Лера приятно удивилась этим переменам. За несколько дней их знакомства у нее сложилось представление о Гарри как о человеке суровом, нелюдимом и молчуне. Она даже представить себе не могла, что он умеет улыбаться.

«Конечно, — спохватилась она, — при тех обстоятельствах, которые нас свели… Ему тоже, поди, мой смех не снился…»

— Вы замяли ответ на мой вопрос потому, что он нескромный?

— Любила ли я?

— Да.

— Я обязана вам той же откровенностью?..

Гарри смутился, закрыл лицо руками, как тогда, в клинике, и замотал головой:

— Нет-нет-нет, простите… Простите.

— Нет, это вы простите меня. — Лера смутилась.


Она поняла свою невольную бестактность слишком поздно, она не хотела этого. Похоже, подсознание — вовсе не эфемерная вещь. До сих пор у нее не было случая вот так вживую с ним столкнуться. Защита больной темы, которую Лера не осознавала не то что как больную, а как просто тему. Достославный дедушка знал, о чем говорил…

Гарри открыл лицо. Оно было прежним — ни отсвета того возбуждения, которое овладело им в разговоре.

Лера протянула руку и коснулась его запястья. Он, словно очнувшись, вскинул на нее глаза.

— Простите меня, — сказала Лера.

— Ну что вы! Это вы простите меня. — И он уставился на огонь невидящим взглядом.

— Вы готовы меня слушать?

— Да, конечно. — Голос Гарри был пустым, как и его взгляд.

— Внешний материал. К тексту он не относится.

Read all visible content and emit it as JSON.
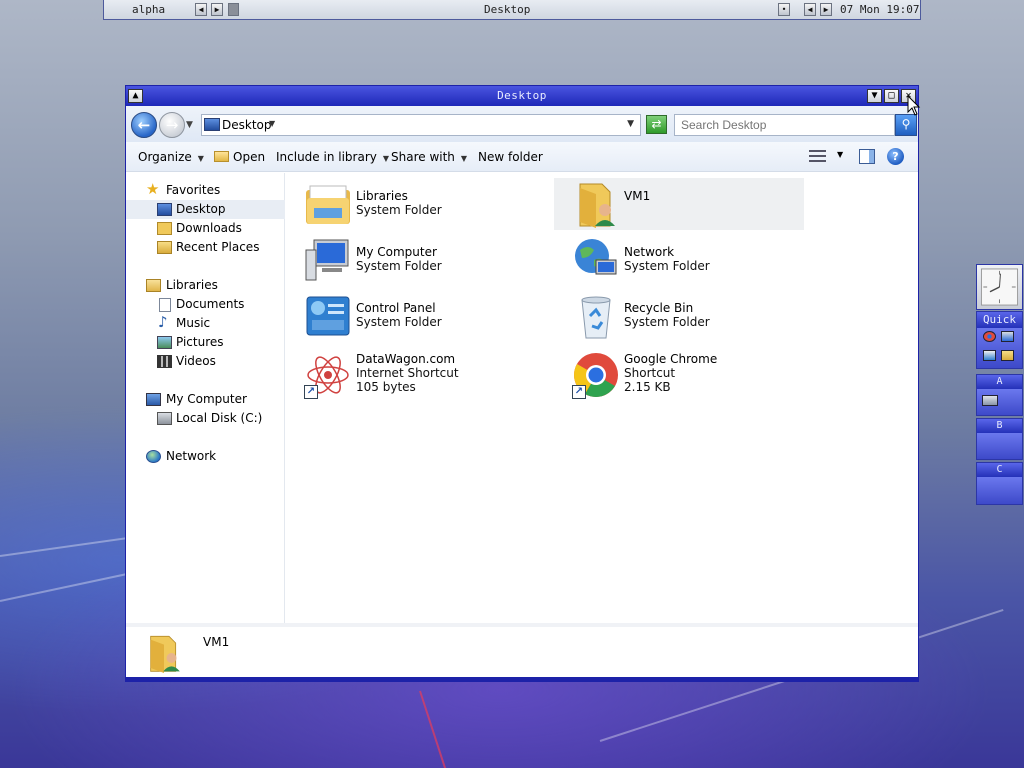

«Что ж, замечательно. У меня есть возможность порассуждать о том, о чем я даже наедине с собой не решалась задумываться. Пожалуй, это будет откровение похлеще того, которое довелось услышать мне», — подумала Лера.

— Только не уходите от меня. Мне нужна живая душа.

Гарри повернулся к ней лицом:

— Нет-нет, я тут. Я слушаю.

— Я росла в любви. — Лера опустила глаза, смутившись, словно призналась умирающему от голода, что она объелась и ей плохо. — Любовь была растворена в воздухе. Все вокруг любили друг друга: мама с папой, их родители, многочисленные тетушки и дядюшки, их дети — все друг друга любили.